Fermée au public depuis 1999, l’abbatiale Saint-Pons n’était plus utilisée pour le culte depuis une quinzaine d’années. Les Niçois l’ont redécouvert durant l’été 2016, à l’occasion de l’exposition « Extase » des œuvres monumentales de l’artiste plasticien Ernest Pignon-Ernest. La ville de Nice, propriétaire de l’édifice, a alors entrepris des travaux de rénovation, dans le cadre d’un plan global de sauvegarde et mise en valeur du patrimoine. Elle renoue également ainsi avec son passé baroque.

Les travaux débutent à la fin de l’année 2016 pour remettre en état ce lieu vétuste et difficile d’accès. La restauration complète comprend l’intérieur et l’extérieur de l’abbatiale, les stucs, le sol, les marbres et enduits, le mobilier tout comme les œuvres d’artistes qui y étaient encore présentes. Colossal chantier de presque trois millions d’euros, financé par la ville de Nice, la DRAC, la région et des donateurs, accompagné par la Direction régionale des affaires culturelles (DRAC) et les Monuments historiques, l’église étant classée depuis 1913.
La Commission diocésaine d’Art sacré (CDAS) est associée au projet depuis le début, notamment dans la rénovation du mobilier. « Et depuis cette date, les bonnes relations sont régulières avec la direction du patrimoine historique, archéologique et des archives de la métropole Nice Côte d’Azur » explique Gilles Bouis, délégué diocésain à l’Art sacré. Ce qui augure des relations entre propriétaire et affectataire, à travers leurs représentants, comme pour les projets de restauration des églises Notre-Dame du Port et du Gesù (Saint-Jacques-le-Majeur).

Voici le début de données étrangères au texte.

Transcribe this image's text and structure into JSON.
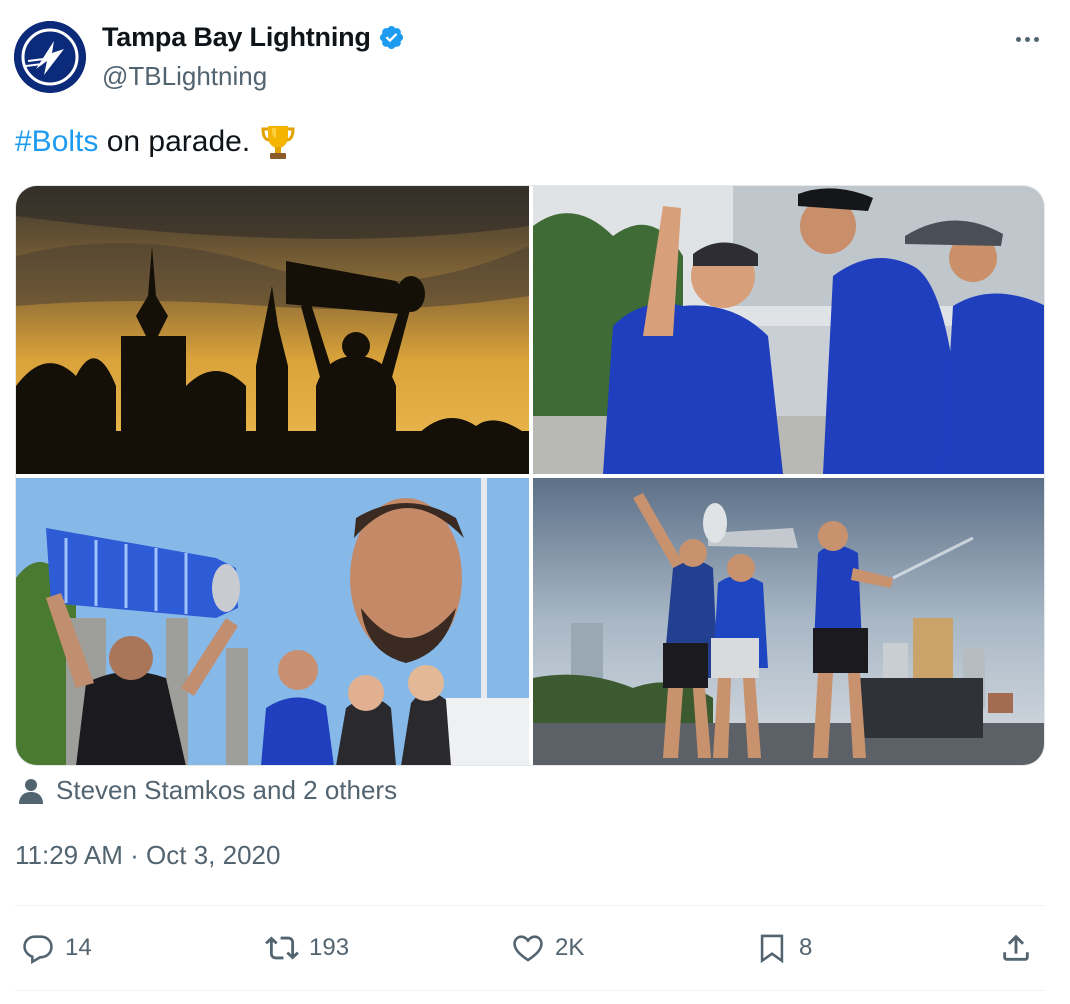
{
  "author": {
    "display_name": "Tampa Bay Lightning",
    "handle": "@TBLightning",
    "verified": true,
    "avatar_icon": "lightning-bolt-logo"
  },
  "tweet": {
    "hashtag": "#Bolts",
    "text": " on parade.",
    "emoji": "trophy-icon"
  },
  "media": [
    {
      "alt": "silhouette-cup-sunset"
    },
    {
      "alt": "players-celebrating-blue-shirts"
    },
    {
      "alt": "player-holding-beer-can-cup"
    },
    {
      "alt": "players-on-boat-with-cup"
    }
  ],
  "tagged": {
    "icon": "person-icon",
    "text": "Steven Stamkos and 2 others"
  },
  "timestamp": "11:29 AM · Oct 3, 2020",
  "actions": {
    "replies": "14",
    "retweets": "193",
    "likes": "2K",
    "bookmarks": "8"
  },
  "colors": {
    "accent": "#1d9bf0",
    "secondary_text": "#536471",
    "primary_text": "#0f1419"
  }
}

L’importante campagne de restauration vient de s’achever. L’Église catholique, affectataire des lieux, a élaboré un projet pastoral afin de continuer sa mission d’annonce de l’Évangile dans ce haut lieu de l’histoire religieuse de la ville de Nice. Située sur le territoire de la paroisse Saint François-de-Sales, l’abbatiale est appelée, comme par le passé, à répondre aux attentes des communautés humaines présentes dans le quartier et au sein de l’hôpital.

Après l’inauguration par la Ville de Nice le 10 mai, une messe solennelle d’inauguration est prévue le 2 juin, présidée par Mgr André Marceau, avec la participation de la Maîtrise de la cathédrale Sainte-Réparate et la musique des Sapeurs-Pompiers de la Ville de Nice. Au cours de cette célébration, Mgr l’évêque réinstallera les reliques de saint Pons dans sa chapelle.

Histoire

Fondée à la fin du VIIIe siècle sur l’emplacement de la sépulture du martyre de saint Pons, l’abbaye est construite sur un promontoire entre la colline de Cimiez et la vallée du Paillon en contrebas. Confiée aux bénédictins, l’abbaye se développe au cours du Moyen Âge et connait un rayonnement sans précédent au XIIe siècle. Son influence, tant spirituelle que temporelle, permet de fonder de nombreuses églises dans la ville de Nice et sa région.

Dans la première moitié du XVIIIe siècle, les bénédictins font reconstruire l’abbatiale selon l’esthétique baroque. D’inspiration turinoise, le projet architectural se veut ambitieux : deux clochers symétriques, une terrasse panoramique et une nef suivant un superbe plan en ellipse. Conservées dans un oratoire souterrain décoré en stucs, les reliques de saint Pons témoignent du passé prestigieux des lieux.

Le départ des bénédictins en 1792 et les événements liés à l’occupation française transforment les lieux en hôpital militaire. En 1834, Mgr Galvano fait appel aux Oblati di Maria Vergine, venus de Pignerol, pour reprendre la responsabilité du couvent. Des travaux d’agrandissement et de décoration sont réalisés à l’initiative de l’évêque. L’annexion du Comté de Nice à la France en 1860 transfère la propriété abbatiale à l’État français puis à la ville de Nice. Protégée au titre des monuments historiques en 1913, l’église est érigée en paroisse le 16 août 1914 avec l’abbé Bonaventure Salvetti pour curé.

Au cours du XXe siècle, le développement du Centre hospitalier universitaire Pasteur modifie progressivement l’abbatiale en chapelle de l’hôpital et les usures du temps et les dégradations endommagent sérieusement le bâtiment.